President Joe Biden’s pick to join the nation’s highest court was formally introduced at the start of televised hearings which were set to be followed by two days of questioning and a day of testimony from outside witnesses.

“Judge Ketanji Brown Jackson is a brilliant legal mind with the utmost character and integrity,” Biden had tweeted ahead of the hearing.

“She deserves to be confirmed as the next Justice of the Supreme Court,” the tweet added.

Jackson, a 51-year-old former federal public defender with almost a decade of experience on lower courts, served as a law clerk to the retiring liberal justice, Stephen Breyer, she was nominated to replace.

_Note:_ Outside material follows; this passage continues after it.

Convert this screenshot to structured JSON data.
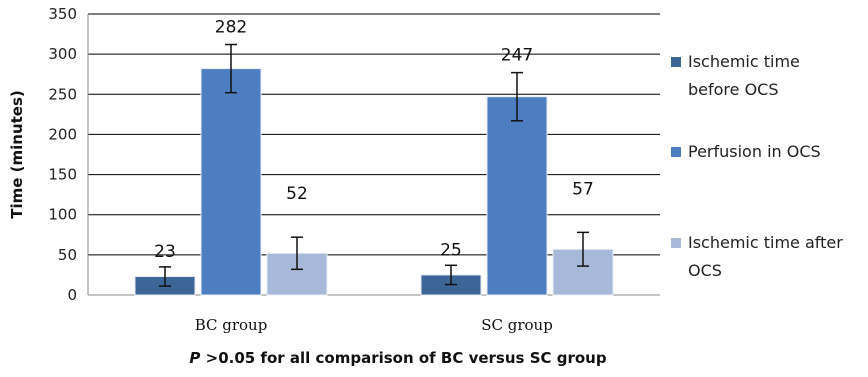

Democratic leaders planned a final Senate vote by early April, with focus on the court sharpened by the weekend hospitalisation of 73-year-old conservative Clarence Thomas, its second Black justice in history, with “flu-like symptoms.”

Thomas is expected to be released from the hospital in the next day or two.

Jackson is the first Black woman tapped for a seat on the court and would also be the first nominee of a Democratic president to be confirmed to the Supreme Court since Elena Kagan in 2010.

“I ask the members of this committee as we begin this landmark confirmation process, to consider how history will judge each senator, as we face our constitutional responsibility to advise and consent,” Senate Judiciary Committee Chairman, Dick Durbin, said in his opening address.

The Senate Judiciary Committee would meet on Monday through Thursday to consider Jackson’s nomination, which was being conducted by a 50-50 chamber controlled by Democrats, meaning there was no room for missteps.

No red flags had been raised about Jackson’s record that would damage her prospects, and Republicans have pledged to avoid the kind of “character assassination” they argue Democrats staged before the confirmation of Justice Brett Kavanaugh in 2018.

But conservatives had been signalling that they intend to go after Jackson’s record as a public defender, her work defending Guantanamo Bay detainees and her tenure on the US Sentencing Commission, which worked to “reduce sentencing disparities.”

They would also raise rulings they said were too lenient in a bid to frame Biden via his nominee as soft on crime ahead of November’s midterm elections.

High-profile confirmation hearings always presented an opportunity for grandstanding by presidential hopefuls so observers were expecting headline-grabbing moments from the likes of Josh Hawley, Ted Cruz and Tom Cotton.

Monday’s hearing began with the 22 members of the Judiciary Committee speaking for about 10 minutes each on Jackson’s nomination.